The weird part to me (and a lot of people) is that I barely knew the guy. I had exchanged a few messages, we joked around a bit, and arranged to meet. This wasn't a close friend killing himself, this was effectively a Z-list celebrity that I liked.

What bothers me more than the actual suicide (though that's very sad too) is the fact that I chose to do nothing. I saw signs, I debated doing something, and I prioritized meeting my man-crush more than trying to do the right thing. I know that me doing something wouldn't have changed anything, I have no idea what I would even do. It just bothers me that I actively decided to not do anything.

Everyone thinks they're a good person, and everyone thinks they'll do the right thing when it matters. I certainly thought that, and ultimately I guess that's not strictly true, or at least it wasn't in 2021. I let being a coward and selfish stop me from trying to help someone, and in my mind it stopped me from doing the right thing.

I don't really believe in anything supernatural, but it feels like this was some kind of important cosmic test that I failed. Metaphorically speaking.

And I think at this point, I overcompensate; I treat people as surrogates to try and assuage some of the guilt that I have over that. If something bad happens, I can at least tell myself that I did what I could.

I realize that this kind of thinking is not healthy for me.

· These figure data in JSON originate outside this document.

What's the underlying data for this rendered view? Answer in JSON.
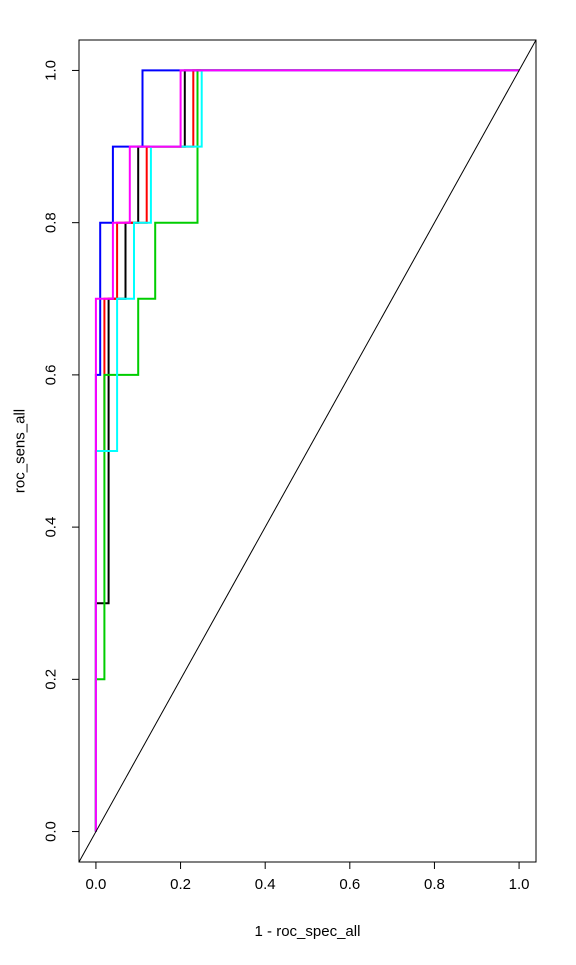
{
  "chart_data": {
    "type": "line",
    "title": "",
    "xlabel": "1 - roc_spec_all",
    "ylabel": "roc_sens_all",
    "xlim": [
      -0.04,
      1.04
    ],
    "ylim": [
      -0.04,
      1.04
    ],
    "x_ticks": [
      0.0,
      0.2,
      0.4,
      0.6,
      0.8,
      1.0
    ],
    "x_tick_labels": [
      "0.0",
      "0.2",
      "0.4",
      "0.6",
      "0.8",
      "1.0"
    ],
    "y_ticks": [
      0.0,
      0.2,
      0.4,
      0.6,
      0.8,
      1.0
    ],
    "y_tick_labels": [
      "0.0",
      "0.2",
      "0.4",
      "0.6",
      "0.8",
      "1.0"
    ],
    "grid": false,
    "legend": "none",
    "reference_line": {
      "x": [
        0,
        1
      ],
      "y": [
        0,
        1
      ],
      "color": "#000000"
    },
    "series": [
      {
        "color": "#000000",
        "x": [
          0,
          0,
          0.03,
          0.03,
          0.07,
          0.07,
          0.1,
          0.1,
          0.21,
          0.21,
          1.0
        ],
        "y": [
          0,
          0.3,
          0.3,
          0.7,
          0.7,
          0.8,
          0.8,
          0.9,
          0.9,
          1.0,
          1.0
        ]
      },
      {
        "color": "#ff0000",
        "x": [
          0,
          0,
          0.02,
          0.02,
          0.05,
          0.05,
          0.12,
          0.12,
          0.23,
          0.23,
          1.0
        ],
        "y": [
          0,
          0.5,
          0.5,
          0.7,
          0.7,
          0.8,
          0.8,
          0.9,
          0.9,
          1.0,
          1.0
        ]
      },
      {
        "color": "#00cd00",
        "x": [
          0,
          0,
          0.02,
          0.02,
          0.1,
          0.1,
          0.14,
          0.14,
          0.24,
          0.24,
          1.0
        ],
        "y": [
          0,
          0.2,
          0.2,
          0.6,
          0.6,
          0.7,
          0.7,
          0.8,
          0.8,
          1.0,
          1.0
        ]
      },
      {
        "color": "#0000ff",
        "x": [
          0,
          0,
          0.01,
          0.01,
          0.04,
          0.04,
          0.11,
          0.11,
          0.22,
          0.22,
          1.0
        ],
        "y": [
          0,
          0.6,
          0.6,
          0.8,
          0.8,
          0.9,
          0.9,
          1.0,
          1.0,
          1.0,
          1.0
        ]
      },
      {
        "color": "#00ffff",
        "x": [
          0,
          0,
          0.05,
          0.05,
          0.09,
          0.09,
          0.13,
          0.13,
          0.25,
          0.25,
          1.0
        ],
        "y": [
          0,
          0.5,
          0.5,
          0.7,
          0.7,
          0.8,
          0.8,
          0.9,
          0.9,
          1.0,
          1.0
        ]
      },
      {
        "color": "#ff00ff",
        "x": [
          0,
          0,
          0.04,
          0.04,
          0.08,
          0.08,
          0.2,
          0.2,
          0.26,
          0.26,
          1.0
        ],
        "y": [
          0,
          0.7,
          0.7,
          0.8,
          0.8,
          0.9,
          0.9,
          1.0,
          1.0,
          1.0,
          1.0
        ]
      }
    ]
  }
}
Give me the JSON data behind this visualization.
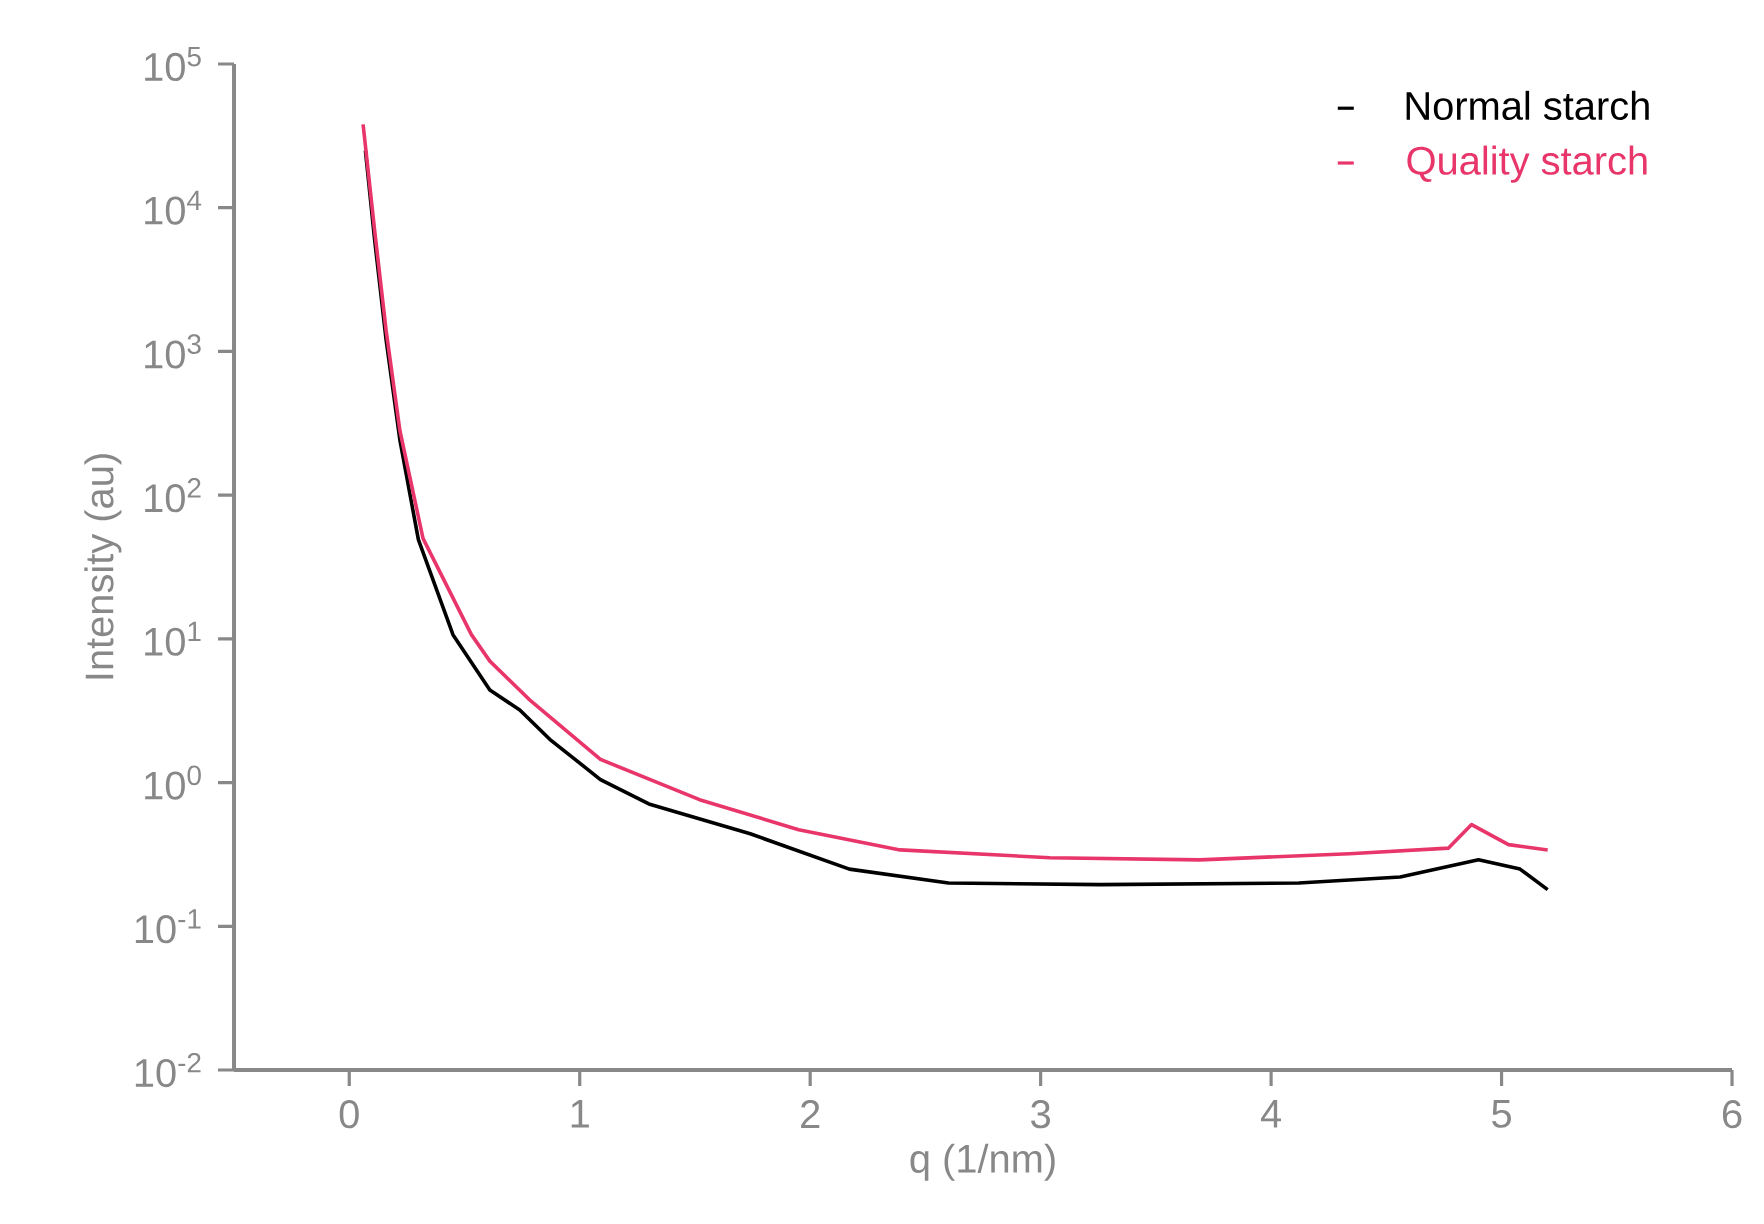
{
  "chart_data": {
    "type": "line",
    "xlabel": "q (1/nm)",
    "ylabel": "Intensity (au)",
    "log": "y",
    "xlim": [
      -0.5,
      6
    ],
    "xticks": [
      0,
      1,
      2,
      3,
      4,
      5,
      6
    ],
    "ylim": [
      0.01,
      100000
    ],
    "yticks": [
      {
        "value": 0.01,
        "label": "10$^{-2}$"
      },
      {
        "value": 0.1,
        "label": "10$^{-1}$"
      },
      {
        "value": 1,
        "label": "10$^{0}$"
      },
      {
        "value": 10,
        "label": "10$^{1}$"
      },
      {
        "value": 100,
        "label": "10$^{2}$"
      },
      {
        "value": 1000,
        "label": "10$^{3}$"
      },
      {
        "value": 10000,
        "label": "10$^{4}$"
      },
      {
        "value": 100000,
        "label": "10$^{5}$"
      }
    ],
    "grid": false,
    "legend": "top right",
    "marker": "none",
    "line_style": "solid",
    "series": [
      {
        "name": "Normal starch",
        "color": "#000000",
        "x": [
          0.07,
          0.11,
          0.16,
          0.22,
          0.3,
          0.45,
          0.61,
          0.74,
          0.87,
          1.09,
          1.3,
          1.74,
          2.17,
          2.6,
          3.26,
          4.12,
          4.56,
          4.9,
          5.08,
          5.2
        ],
        "values": [
          25000,
          6000,
          1200,
          240,
          49,
          10.7,
          4.4,
          3.2,
          2.0,
          1.05,
          0.71,
          0.44,
          0.25,
          0.2,
          0.195,
          0.2,
          0.22,
          0.29,
          0.25,
          0.18
        ]
      },
      {
        "name": "Quality  starch",
        "color": "#e8366a",
        "x": [
          0.06,
          0.11,
          0.16,
          0.22,
          0.32,
          0.53,
          0.61,
          0.78,
          1.09,
          1.52,
          1.95,
          2.39,
          3.04,
          3.69,
          4.34,
          4.77,
          4.87,
          5.03,
          5.2
        ],
        "values": [
          38000,
          7000,
          1400,
          280,
          50,
          10.7,
          7.0,
          3.8,
          1.45,
          0.76,
          0.47,
          0.34,
          0.3,
          0.29,
          0.32,
          0.35,
          0.51,
          0.37,
          0.34
        ]
      }
    ]
  }
}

Guilt isn't inherently bad, it's important to have guilt to learn from your mistakes and to make yourself as good of a person as you can be, but carrying this kind of guilt for someone I barely knew and aggressively trying to "fix it" by over-helping everyone is probably bad for my mental health.

At this point, and I'm a little embarrassed it took me until my 30's to reach this conclusion, but I've started living by the motto of "don't let being a coward stop you from doing the right thing". Taken to the extreme I'm not sure that's healthy either.